Nasci na Amadora, mas nunca soube ao certo como surgiu este topónimo. Sei que aquelas terras pertenceram a um fidalgo de nome Vasco Porcalho, que viveu no século XIV, tendo fugido para Espanha após a batalha de Aljubarrota, por ser partidário de Castela. Deixou por cá a mulher e a filha. A zona onde ficavam as suas terras (na bifurcação das estradas reais vindas de Lisboa, que levavam a Sintra, por uma via, e a Mafra por outra) começou a ser conhecida por Porcalhota. Há quem diga que o nome vem da filha de Vasco Porcalho, a quem o povo chamava Porcalhota. Assim ficou batizada a povoação.

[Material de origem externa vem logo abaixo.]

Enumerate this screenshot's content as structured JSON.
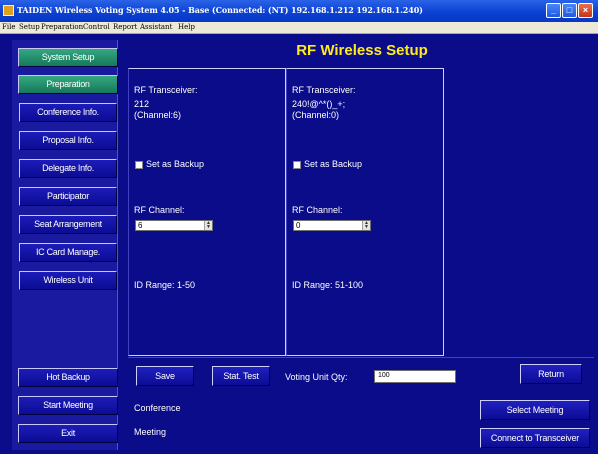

No início do século XX, em resultado do desenvolvimento da terra, que já possuía linha férrea de Lisboa a Sintra e a outros benefícios, e porque o topónimo Porcalhota não era do agrado das pessoas, sobretudo de uma empreendedora Comissão de Melhoramentos, foi decidido alterar o nome da povoação para Amadora, obtido através de um decreto-lei de 1907.

Porquê Amadora?

Segundo a sabedoria popular, de que foi porta-voz um velho residente na Porcalhota, o nome Amadora resulta de um mau desfecho de amores contrariados. Diz-se que um conceituado filho da terra, chamado Pedro Amoedo Ataíde, se enamorou de sua prima Dora de Ataíde, amor correspondido, mas não aceite pelas famílias. Pedro Ataíde acabou com a vida enforcando-se numa macieira, tendo sido encontrado num dos seus bolsos um papel com as seguintes palavras: “O que os homens não querem, a morte aceita. AMO A DORA!” Daí surgiu o nome AMADORA.